Obama Opts Out, Lobbyists Hold Back, and Nuke Components Missing, Among Other Transparency News

Welcome to the Friday edition of the Transparency Recap. Since we last published, the political arena has been bustling with news and happenings. Since it's been a few days since the last recap, we'll try to cover the most impactful events that occurred during the course of the week.

Undoubtedly, one of the biggest issues this week has been the privatization of Obama's campaign finances. According to OpenSecrets' Capital Eye blog, Obama has forgoed more than $80 in public financing "…making him the first major party nominee to reject the taxpayers' grant since the program began in 1976." While Obama insists that the system if broken, McCain (who plans to use the public financing system) is accusing Obama of going back on his word to stay within the public system.

On this same issue, Democracy 21 issued a pointed statement about Obama's decision to privatize:

"We had hoped and expected that Senator Obama would stick with the public pledge he made to accept public financing and spending limits for the presidential general election, if he was nominated, and if his Republican opponent also agreed to accept public financing and spending limits for the general election. These conditions have been met."

This morning, Capital Eye shifted gears and posted a piece that focuses on two of the nation's biggest lobbying firms.
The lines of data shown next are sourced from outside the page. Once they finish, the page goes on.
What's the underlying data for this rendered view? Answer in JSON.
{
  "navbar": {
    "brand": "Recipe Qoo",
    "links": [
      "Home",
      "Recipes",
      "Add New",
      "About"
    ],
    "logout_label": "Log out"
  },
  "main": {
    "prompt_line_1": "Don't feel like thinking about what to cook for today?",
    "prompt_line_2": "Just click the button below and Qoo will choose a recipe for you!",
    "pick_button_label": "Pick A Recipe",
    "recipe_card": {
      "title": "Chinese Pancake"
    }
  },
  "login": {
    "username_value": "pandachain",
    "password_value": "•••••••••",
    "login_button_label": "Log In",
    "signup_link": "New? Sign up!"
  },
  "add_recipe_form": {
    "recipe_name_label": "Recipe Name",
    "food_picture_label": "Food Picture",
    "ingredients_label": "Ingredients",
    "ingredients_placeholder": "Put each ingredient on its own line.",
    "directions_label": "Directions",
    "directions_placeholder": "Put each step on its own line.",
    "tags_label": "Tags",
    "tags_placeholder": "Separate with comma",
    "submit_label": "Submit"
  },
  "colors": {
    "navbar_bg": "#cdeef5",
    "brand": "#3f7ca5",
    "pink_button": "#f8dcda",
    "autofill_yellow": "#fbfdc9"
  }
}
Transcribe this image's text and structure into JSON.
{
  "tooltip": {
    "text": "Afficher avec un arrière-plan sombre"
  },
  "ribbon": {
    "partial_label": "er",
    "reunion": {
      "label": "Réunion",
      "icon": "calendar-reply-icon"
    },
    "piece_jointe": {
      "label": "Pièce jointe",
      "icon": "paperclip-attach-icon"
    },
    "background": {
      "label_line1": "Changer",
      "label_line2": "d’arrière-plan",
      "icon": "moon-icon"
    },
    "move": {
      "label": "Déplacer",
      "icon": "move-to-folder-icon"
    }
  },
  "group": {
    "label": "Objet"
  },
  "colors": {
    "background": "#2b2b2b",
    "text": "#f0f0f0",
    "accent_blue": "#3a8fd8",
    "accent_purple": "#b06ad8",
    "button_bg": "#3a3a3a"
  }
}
These firms -- Cassidy and Associates and Van Scoyoc Associates -- will not "…attend either political party's gathering, sponsor parties or donate to the host committees that organize the four-day fetes." Sure, these big-wigs aren't participating in the aforementioned terms, but the money flow is still coming through:

"What these lobbyists lack in convention participation, they make up for in campaign contributions to federal candidates, committees and parties. Among lobbying firms, Van Scoyoc Associates is the third-ranked contributor in this election cycle, associated with at least $583,000. Cassidy and Associates is right behind with campaign contributions totaling $490,300. Both firms have favored Democrats with about 60 percent of their employees' total contributions."

And if that's not hair-raising enough, according to the Judicial Watch blog, the U.S. military has lost nuclear missile components. According to Judicial Watch,

"A British international business newspaper disclosed this week that a Pentagon investigation found that the Air Force could not account for more than 1,000 sensitive components previously included in its nuclear inventory."

Over on the Sunlight blogs, Ellen Miller coins her own phrase: "Tweetalogue." Over the past few days, she and Rep. John Culberson have been twittering back and forth. The issue at hand? Ample time for government officials -- and citizens -- to read bills before they are voted on. According to Miller (and VoterWatch mirrors this sentiment),

"Sunlight thinks if bills and amendments were actually posted online in advance of votes citizens would have an opportunity to get on the act too."

Over at All Things Whistleblower, John McCain is taking heat for his energy proposal that calls for 45 nuclear energy plants over the next 22 years. From pricing to safety, some individuals have serious problems with the construction of more nuclear power plants. With this said, others see this plan as a step in the right direction -- away from America's current reliance on fossil fuels.

On the POGO blog, focus is centered upon the Heroes Earnings Assistance and Relief Tax Act of 2008. Signed into law by President Bush on Tuesday, this law "requires foreign subsidiaries of federal contractors to be treated as American companies for tax purposes." Due to the changes it is expected that $850 million in tax revenues will be generated over the next 10 years:

"Some contractors have been creating subsidiary companies in jurisdictions with advantageous tax laws, such as the Cayman Islands, without even conducting any operations there. American workers are technically employed by these subsidiaries, allowing the contractor to avoid paying payroll taxes.  These taxes are used to fund programs such as Social Security and Medicare, so other taxpayers end up assuming the burden."